Поезд Нуадибу-Шум.

— Поезд сегодня будет?
— Иншаалла.
— А если, иншаалла, поезд сегодня будет, то примерно во сколько?
— Часа в два… иншаалла.
— Иншаалла.

Вот и поговорили. Железнодорожный вокзал – прямоугольный гараж, населяемый мухами и одиноким смотрителем, лениво отрывающим бумажки билетов на Аллах-его-знает во сколько проходящий здесь поезд.

Полчетвертого дня – приближается грохот пустого состава, в конце которого трещоткой гремучей змеи прицеплено два пассажирских вагона. Народ подтаскивает большие баулы поближе к вибрирующему полотну и готовится к до боли знакомому действу. А-ля «штурм подмосковной электрички в рабочее утро». Что ж, мне к этому не привыкать, а значит «место под солнцем» нам обеспечено.

Самый-длинный-в-мире-поезд проходит здесь лишь иногда. Когда несколько скопившихся составов с рудой сбивают в один эшелон, отбивающий такт стыками рельс на протяжении трех километров. Но даже стандартная версия поезда кажется бесконечной лентой грохочущей стали, вьющейся тонкой струей промеж занесенных песком пустынных холмов.
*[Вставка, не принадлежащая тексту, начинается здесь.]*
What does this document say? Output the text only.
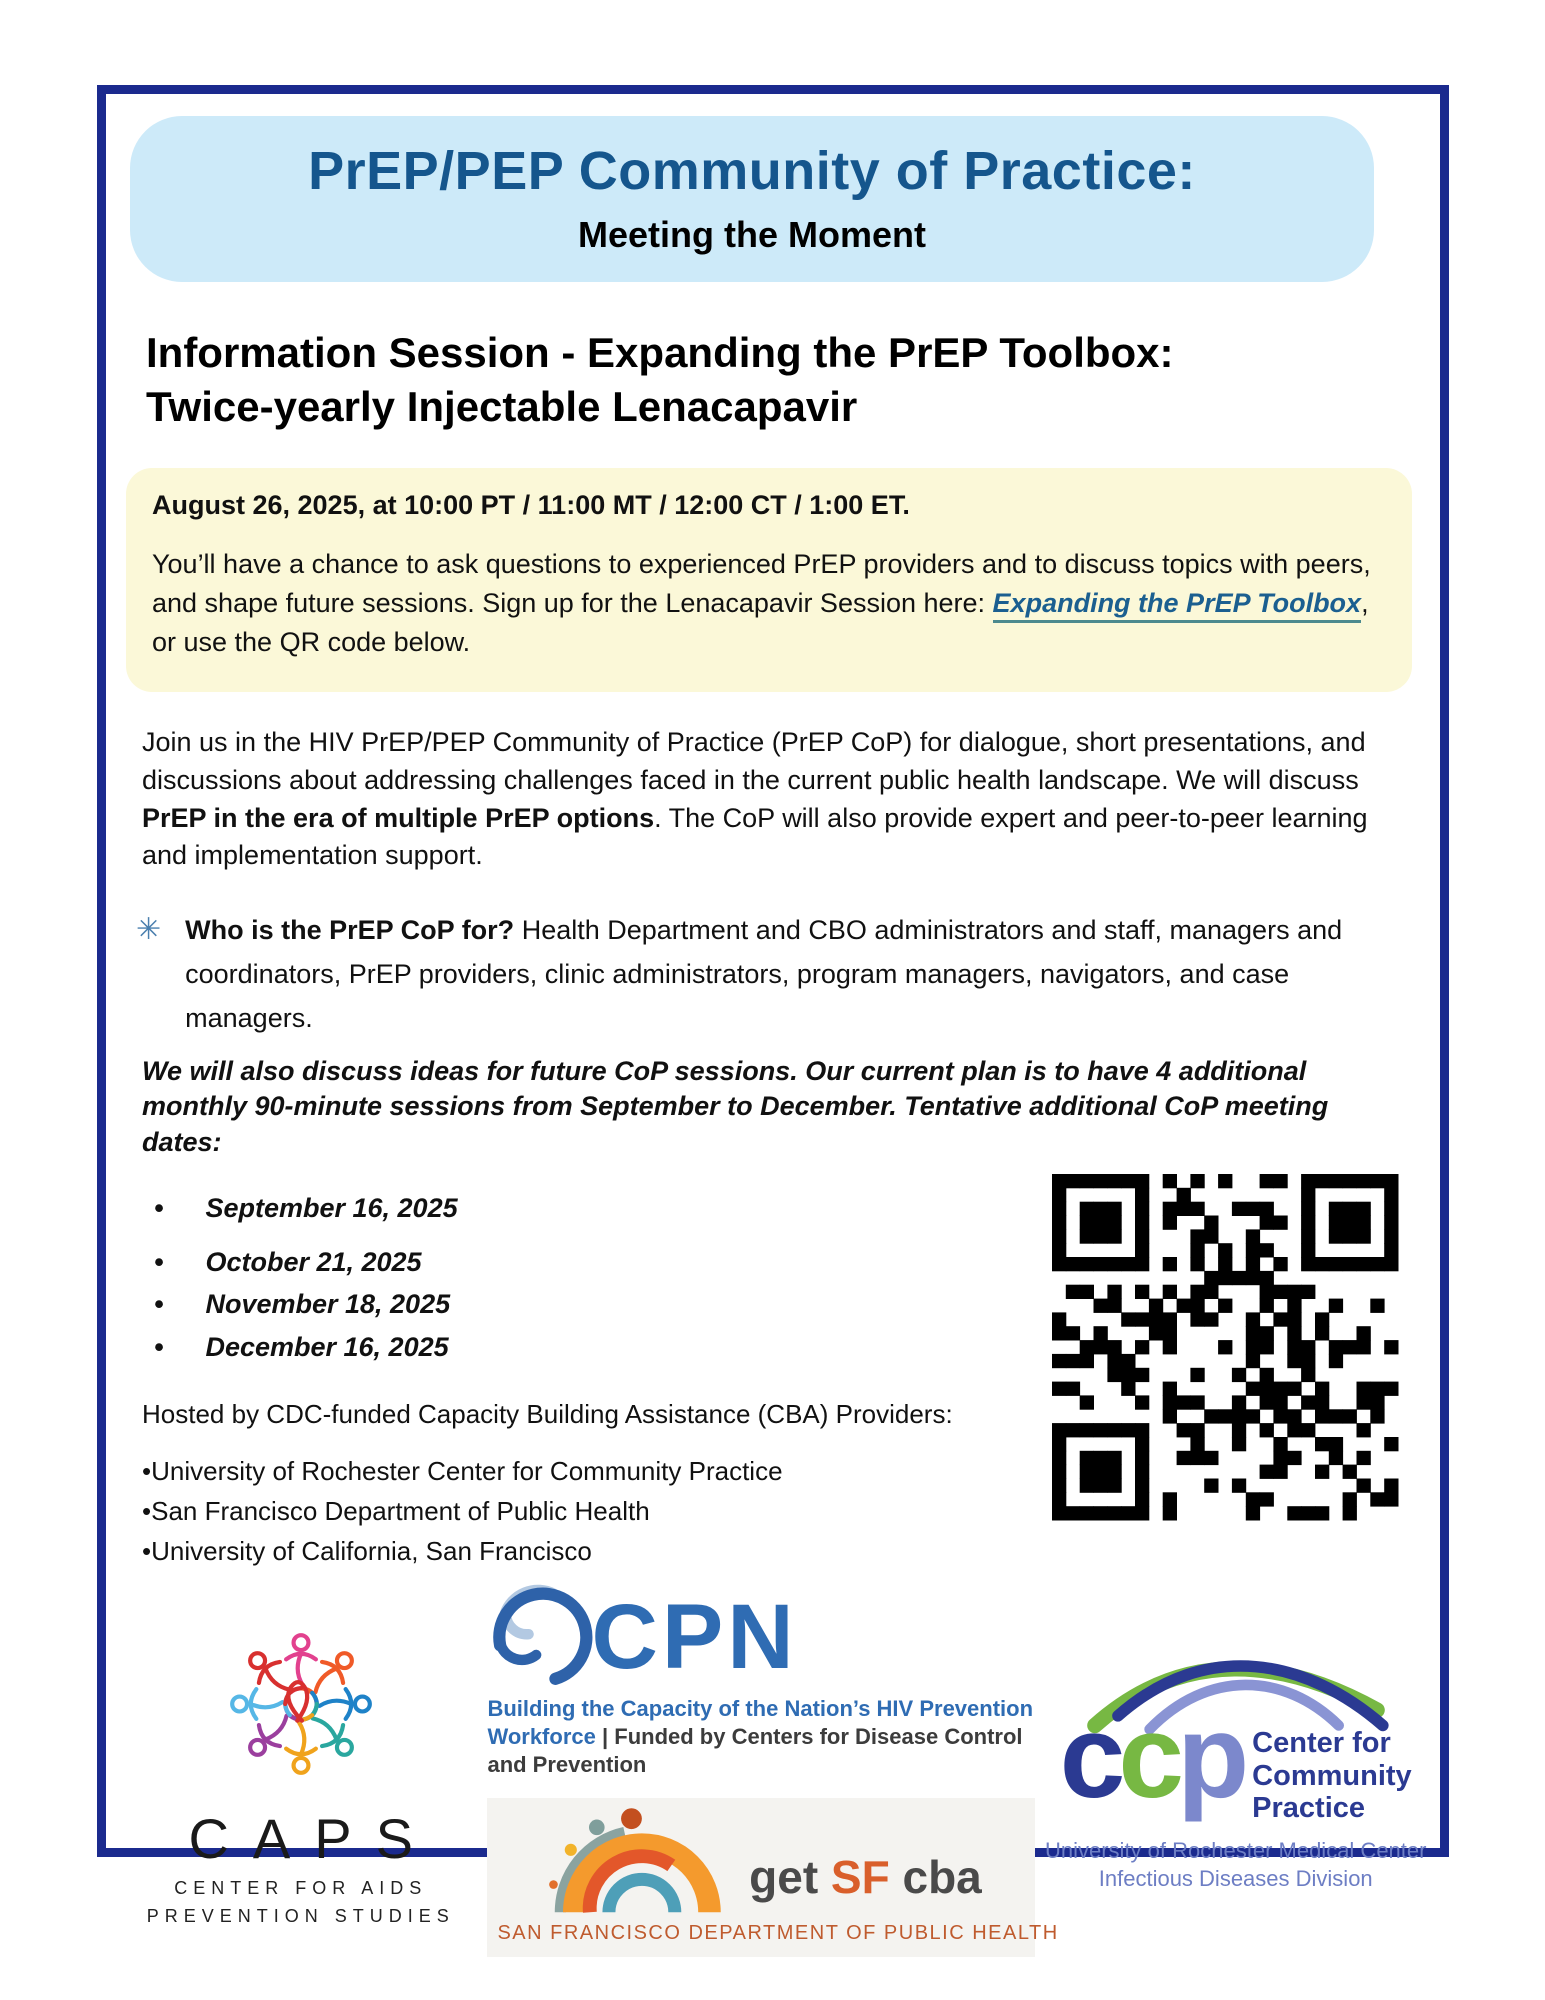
PrEP/PEP Community of Practice:
Meeting the Moment
Information Session - Expanding the PrEP Toolbox: Twice-yearly Injectable Lenacapavir
August 26, 2025, at 10:00 PT / 11:00 MT / 12:00 CT / 1:00 ET.
You’ll have a chance to ask questions to experienced PrEP providers and to discuss topics with peers, and shape future sessions. Sign up for the Lenacapavir Session here: Expanding the PrEP Toolbox, or use the QR code below.
Join us in the HIV PrEP/PEP Community of Practice (PrEP CoP) for dialogue, short presentations, and discussions about addressing challenges faced in the current public health landscape. We will discuss PrEP in the era of multiple PrEP options. The CoP will also provide expert and peer-to-peer learning and implementation support.
✳ Who is the PrEP CoP for? Health Department and CBO administrators and staff, managers and coordinators, PrEP providers, clinic administrators, program managers, navigators, and case managers.
We will also discuss ideas for future CoP sessions. Our current plan is to have 4 additional monthly 90-minute sessions from September to December. Tentative additional CoP meeting dates:
• September 16, 2025
• October 21, 2025
• November 18, 2025
• December 16, 2025
Hosted by CDC-funded Capacity Building Assistance (CBA) Providers:
•University of Rochester Center for Community Practice
•San Francisco Department of Public Health
•University of California, San Francisco
CAPS
CENTER FOR AIDS
PREVENTION STUDIES
CPN
Building the Capacity of the Nation’s HIV Prevention Workforce | Funded by Centers for Disease Control and Prevention
get SF cba
SAN FRANCISCO DEPARTMENT OF PUBLIC HEALTH
ccp Center for
Community
Practice
University of Rochester Medical Center
Infectious Diseases Division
Вагон – консервная банка с напрочь убитыми перегородками и узкой лавочкой по периметру помещения. Женщины, дети и старики лежат на полу, подстелив под себя одеяла. Мужики покрепче пробуют удержаться на лавке, но при резком торможении поезда это не всем удается. Впрочем, падать невысоко и это, похоже, всех утешает.

Закат. Поезд идет на восток. Время тянется кислой гудроновой нитью и мне кажется, что я еду уже целую вечность. Одинокий старик кладет молельный коврик прямо мне в ноги (лишь около нас есть свободное место) и, омыв руки о камень, замирает, готовясь к молитве.

— Аллах Акбар!
Колеса поезда отбивают ритм невидимых чёток. Сзади к старцу присоединяются двое.
— Аллах Акбар!
Убираем фотоаппараты и сохраняем молчанье. Старик кидает одобряющий взгляд.
— Аллах Акбар!
Вагон выдохнул в едином порыве и куда-то пропала неловкость.
— Аллах Акбар!
Старик уже закончил молиться, но подходят все новые люди и склоняют головы в направлении Мекки.
— Аллах Акбар!
Пространство наполняется неведомой силой и замолкают даже вечношумящие дети.
— Аллах Акбар!
Я смотрю в твою глубину, Мавритания. И понимаю: уже ради этого сюда стоило ехать.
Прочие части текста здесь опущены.